D’après l’article 345-1 du Code civil, l’adoption  plénière du conjoint est permise  notamment lorsque l’enfant n’a de filiation établie qu’à l’égard de ce conjoint.

Et  l’article 356 al 2 du Code civil « prévoit que l’adoption de l’enfant du conjoint laisse subsister sa famille d’origine à l’égard de ce conjoint et de sa famille.

Mais ces dispositions prévues pour un couple marié ne sont pas applicables à des concubins :

En l’espèce, un concubin souhaitait adopter la fille de sa concubine avec laquelle des liens s’étaient créées et qu’il avait élevée comme son enfant.

La Cour d’appel confirme la décision de la Cour d’appel qui a rejeté la demande d’adoption plénière, du fait que l’adoption plénière aurait pour effet d’après l’article 356 du Code civil, de  conférer à l’enfant une filiation qui se substitue à sa filiation d’origine. L’adoptée aurait cessé d’appartenir à sa famille d’origine par le sang. Il y a rupture du lien biologique.

En d’autres termes, l’enfant adopté du fait de l’adoption plénière n’aurait plus été la fille de sa mère biologique, il y aurait eu rupture du lien avec sa mère biologique.

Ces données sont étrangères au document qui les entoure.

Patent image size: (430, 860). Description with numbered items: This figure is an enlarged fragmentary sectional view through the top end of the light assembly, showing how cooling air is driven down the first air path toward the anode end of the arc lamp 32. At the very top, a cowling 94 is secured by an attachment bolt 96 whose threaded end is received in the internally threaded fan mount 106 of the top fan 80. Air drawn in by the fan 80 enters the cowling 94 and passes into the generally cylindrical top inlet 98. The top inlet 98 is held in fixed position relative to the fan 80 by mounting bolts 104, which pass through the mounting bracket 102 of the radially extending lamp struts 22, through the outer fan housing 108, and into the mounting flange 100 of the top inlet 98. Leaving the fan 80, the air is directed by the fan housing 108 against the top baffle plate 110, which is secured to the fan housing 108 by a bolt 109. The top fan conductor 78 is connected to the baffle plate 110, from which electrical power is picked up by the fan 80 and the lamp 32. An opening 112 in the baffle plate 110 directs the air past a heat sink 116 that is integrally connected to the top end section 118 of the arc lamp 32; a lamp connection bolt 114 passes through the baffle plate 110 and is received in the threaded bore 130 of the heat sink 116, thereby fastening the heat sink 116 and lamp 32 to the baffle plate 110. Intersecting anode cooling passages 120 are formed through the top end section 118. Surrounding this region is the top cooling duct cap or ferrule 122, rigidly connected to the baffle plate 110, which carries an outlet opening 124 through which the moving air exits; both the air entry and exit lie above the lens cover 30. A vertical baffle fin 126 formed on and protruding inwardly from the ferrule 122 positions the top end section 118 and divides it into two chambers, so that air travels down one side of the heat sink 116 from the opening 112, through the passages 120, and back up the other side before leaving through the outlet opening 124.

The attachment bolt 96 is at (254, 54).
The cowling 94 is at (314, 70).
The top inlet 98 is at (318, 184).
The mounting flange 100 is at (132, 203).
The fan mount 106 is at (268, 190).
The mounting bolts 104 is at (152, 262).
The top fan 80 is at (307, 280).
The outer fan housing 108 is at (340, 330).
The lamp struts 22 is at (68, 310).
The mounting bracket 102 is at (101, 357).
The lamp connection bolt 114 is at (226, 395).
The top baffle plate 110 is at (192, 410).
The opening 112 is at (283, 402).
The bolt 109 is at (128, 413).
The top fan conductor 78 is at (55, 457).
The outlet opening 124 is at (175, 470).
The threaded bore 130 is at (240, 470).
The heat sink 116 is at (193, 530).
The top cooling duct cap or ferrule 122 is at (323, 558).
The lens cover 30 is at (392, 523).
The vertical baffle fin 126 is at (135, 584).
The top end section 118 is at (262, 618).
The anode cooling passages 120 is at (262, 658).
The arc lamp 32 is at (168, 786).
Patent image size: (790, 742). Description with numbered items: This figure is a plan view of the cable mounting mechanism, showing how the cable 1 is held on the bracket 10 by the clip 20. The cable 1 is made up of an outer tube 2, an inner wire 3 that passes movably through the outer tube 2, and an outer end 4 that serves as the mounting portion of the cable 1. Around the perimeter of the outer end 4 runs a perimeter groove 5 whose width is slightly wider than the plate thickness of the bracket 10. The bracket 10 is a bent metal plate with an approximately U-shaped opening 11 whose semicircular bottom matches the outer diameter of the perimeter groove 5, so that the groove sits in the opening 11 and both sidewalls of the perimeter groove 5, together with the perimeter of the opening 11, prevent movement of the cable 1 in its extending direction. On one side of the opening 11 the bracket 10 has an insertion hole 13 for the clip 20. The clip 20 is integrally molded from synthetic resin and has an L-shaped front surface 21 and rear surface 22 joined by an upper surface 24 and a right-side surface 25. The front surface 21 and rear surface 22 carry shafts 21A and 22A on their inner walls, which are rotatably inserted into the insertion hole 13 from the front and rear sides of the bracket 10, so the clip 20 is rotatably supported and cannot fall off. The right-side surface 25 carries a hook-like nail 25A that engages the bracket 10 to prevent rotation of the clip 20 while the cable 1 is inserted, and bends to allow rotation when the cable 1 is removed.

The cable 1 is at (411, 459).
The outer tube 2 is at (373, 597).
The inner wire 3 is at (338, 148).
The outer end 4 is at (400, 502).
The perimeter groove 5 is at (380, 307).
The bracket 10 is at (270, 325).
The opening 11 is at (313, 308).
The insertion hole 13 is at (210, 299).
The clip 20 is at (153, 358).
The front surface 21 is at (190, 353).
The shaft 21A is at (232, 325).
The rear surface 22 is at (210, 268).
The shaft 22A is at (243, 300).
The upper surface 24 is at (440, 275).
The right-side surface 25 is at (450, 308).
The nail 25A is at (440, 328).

Il est à souligner qu’il en aurait été autrement si au lieu d’être concubins, la mère de l’enfant avait été mariée avec son concubin, candidat à l’adoption.

 

« Attendu, selon l’arrêt attaqué (Aix-en-Provence, 24 novembre 2016), que Mme X..., qui a vécu en concubinage avec Mme Y..., a présenté une requête en adoption plénière de la fille de celle-ci, Marie Y..., née le [...], sans filiation paternelle établie ;

Attendu qu’elle fait grief à l’arrêt de rejeter sa demande alors, selon le moyen, que l’intérêt supérieur de l’enfant doit guider toute décision le concernant ; que l’Etat doit permettre à un lien familial établi de se développer ; qu’en se bornant à relever que la requête en adoption de Marie Y... présentée par Mme X... conduirait à rompre le lien de filiation avec Mme Y..., sa mère biologique, et que la séparation de Mmes Y... et X... présentait un obstacle majeur à l’adoption, sans rechercher si l’intérêt supérieur de l’enfant n’imposait pas de faire droit à la requête tout en écartant les textes nationaux limitant l’adoption aux enfants accueillis au foyer de l’adoptant et entraînant la rupture du lien de filiation entre l’enfant et sa mère biologique, et ainsi de permettre l’établissement d’une filiation de l’enfant avec Mme X..., correspondant à un lien affectif existant, tout en conservant celle existant avec Mme Y..., la cour d’appel a privé sa décision de base légale au regard de l’article 8 de la Convention européenne des droits de l’homme ;

Mais attendu que, si l’adoption plénière d’un enfant, par une personne âgée de plus de vingt-huit ans, est autorisée par l’article 343-1 du code civil, elle a pour effet, aux termes de l’article 356 du même code, de conférer à cet enfant une filiation se substituant à sa filiation d’origine et de le priver de toute appartenance à sa famille par le sang ; que, seule l’adoption plénière de l’enfant du conjoint, permise par l’article 345-1, laisse subsister sa filiation d’origine à l’égard de ce conjoint et de sa famille ; que le droit au respect de la vie privée et familiale garanti à l’article 8 de la Convention de sauvegarde des droits de l’homme et des libertés fondamentales n’impose pas de consacrer, par une adoption, tous les liens d’affection, fussent-ils anciens et établis ;

Attendu qu’après avoir relevé que, Mme X... et Mme Y... n’étant pas mariées, l’adoption plénière de Marie par Mme X... mettrait fin au lien de filiation de celle-ci avec sa mère, qui n’y avait pas renoncé, ce qui serait contraire à l’intérêt supérieur de l’enfant, lequel résidait dans le maintien des liens avec sa mère biologique, la cour d’appel, qui n’était pas tenue de procéder à une recherche inopérante, a légalement justifié sa décision ».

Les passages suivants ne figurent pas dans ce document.